Verse 14
THE SEVENTH COMMANDMENT, Exodus 20:14.
14. Thou shalt not commit adultery Next to the criminal blood-guiltiness of him who assaults God’s image by destroying human life is that of him or her who violates the sacredness of the marriage bond. He who created man in his own image created them male and female, (Genesis 1:27,) and declared that a man and his wife should be regarded as one flesh . Genesis 2:24. Comp . Matthew 19:3-9; Mark 10:2-12. Weighty and suggestive, also, are the apostle’s words upon this sacred relation, in Ephesians 5:23-33. A sound scriptural view of the sacredness of the marriage relation exhibits the essential criminality of bigamy and polygamy . Although these abominable evils forced themselves into the domestic life of patriarchs and other distinguished men of Old Testament times, the law of God and nature has ever frowned upon them, and pursued them with a curse . Our Lord showed clearly, in the passage above cited, that these sins had been tolerated because of the people’s perversity, and in spite of the original law and commandment.
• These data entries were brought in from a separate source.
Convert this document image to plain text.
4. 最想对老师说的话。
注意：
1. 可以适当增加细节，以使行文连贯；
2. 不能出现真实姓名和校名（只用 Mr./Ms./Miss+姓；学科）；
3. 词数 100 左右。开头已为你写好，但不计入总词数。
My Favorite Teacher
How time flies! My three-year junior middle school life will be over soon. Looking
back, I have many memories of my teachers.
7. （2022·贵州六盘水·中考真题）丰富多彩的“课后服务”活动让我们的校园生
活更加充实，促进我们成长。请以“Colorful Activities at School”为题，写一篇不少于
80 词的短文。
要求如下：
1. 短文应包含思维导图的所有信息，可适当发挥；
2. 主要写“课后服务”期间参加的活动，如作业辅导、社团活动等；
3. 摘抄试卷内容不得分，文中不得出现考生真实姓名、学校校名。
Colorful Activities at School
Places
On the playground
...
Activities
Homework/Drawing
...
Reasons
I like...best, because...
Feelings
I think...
He not only re-announced the ancient law, but gave it a broader scope and deeper significance by declaring, “that whosoever looketh on a woman to lust after her hath committed adultery with her already in his heart.” Matthew 5:28. He accordingly includes fornication and all sensual uncleanness under this prohibition, and also limits the right of divorce to the one cause of a breach of the marriage bond. Matthew 5:32. The Jewish commentator Kalisch observes: “It requires scarcely any proof to show the honourable position which the woman occupied in Hebrew society . From the very creation of the woman, who is a part of man himself, and for whose sake he shall leave his father and his mother so that both be one flesh, down to the glorious picture of the virtuous wife in the last chapter of Proverbs, the whole Bible breathes the highest regard for female excellence, and assigns to the weaker sex that sound and noble rank which forms the just medium between its Oriental degradation and the exaggerated gallantry of the romantic epochs.”